Our friend rai is one of the latter. It has only a single ON-reading, which means leprosy, but the Japanese word for leprosy is formed by appending another kanji, 病 (byou, “sick”). So while rai really does mean leprosy, it’s not the word for leprosy. BabelFish, convinced that anything written in hiragana must be a native Japanese word, is simply trying too hard.
So what was it supposed to be? That little leftover kana at the end (ぶ) was “bu”, making the complete word “raibu”. Say it out loud, remembering that the Japanese have trouble pronouncing “l” and “v”, and it becomes “live”. The correct translation of the title should be “Mahoromatic Live! & Music Clips”; neither of the words in hiragana should be translated, because they’re not Japanese words.
In fairness to BabelFish, the folks responsible for Mahoromatic have played a dirty trick on it. It’s actually a pretty good rule of thumb that something written in hiragana is Japanese and something written in katakana is not, and, sure enough, if you feed in ライブ instead of らいぶ, it will correctly come back as “live”.
I fell for this, too, when I tried to figure out the full title of the Mahoromatic adventure game 「まほろまてぃっく☆あどべんちゃ」. The part after the star (adobencha) is written in hiragana, so I tried to interpret it as Japanese. I knew I’d gotten it wrong when I came up with “conveniently leftover tea”, but I didn’t realize I’d been BabelFished until I said it out loud.

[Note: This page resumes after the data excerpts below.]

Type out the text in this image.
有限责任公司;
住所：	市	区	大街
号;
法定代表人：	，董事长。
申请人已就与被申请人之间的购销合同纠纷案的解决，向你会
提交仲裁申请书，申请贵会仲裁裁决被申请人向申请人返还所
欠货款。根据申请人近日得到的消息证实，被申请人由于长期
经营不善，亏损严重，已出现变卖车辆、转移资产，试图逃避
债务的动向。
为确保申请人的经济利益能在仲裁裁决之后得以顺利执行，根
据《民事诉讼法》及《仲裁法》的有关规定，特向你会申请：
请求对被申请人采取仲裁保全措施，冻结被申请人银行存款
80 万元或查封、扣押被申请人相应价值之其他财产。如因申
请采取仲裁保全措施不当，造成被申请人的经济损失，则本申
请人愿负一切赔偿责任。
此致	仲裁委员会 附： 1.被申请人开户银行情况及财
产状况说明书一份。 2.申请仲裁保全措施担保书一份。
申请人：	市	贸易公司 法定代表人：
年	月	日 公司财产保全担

Isn’t Japanese fun? My latest surprise came when my Rosetta Stone self-study course threw up the word ビーだま (biidama, “marble” (the toy kind)). I thought it was a typo at first, this word that was half-katakana, half-hiragana, but switching the software over to the full kanji mode converted it to ビー玉, and, sure enough, that’s what it looked like in my dictionary.
A little digging with JEdict provided the answer. Back in the days when the Portuguese started trading with Japan, their word vidro (“windowpane”) was adopted as the generic word for glass, becoming biidoro (ビードロ). The native word for sphere is dama (だま or 玉). Mash them together, and you’ve got a “glass sphere”, or a marble. Don’t go looking for other words based on biidoro, though, because it fell out of fashion a few centuries back; modern loanwords are based on garasu.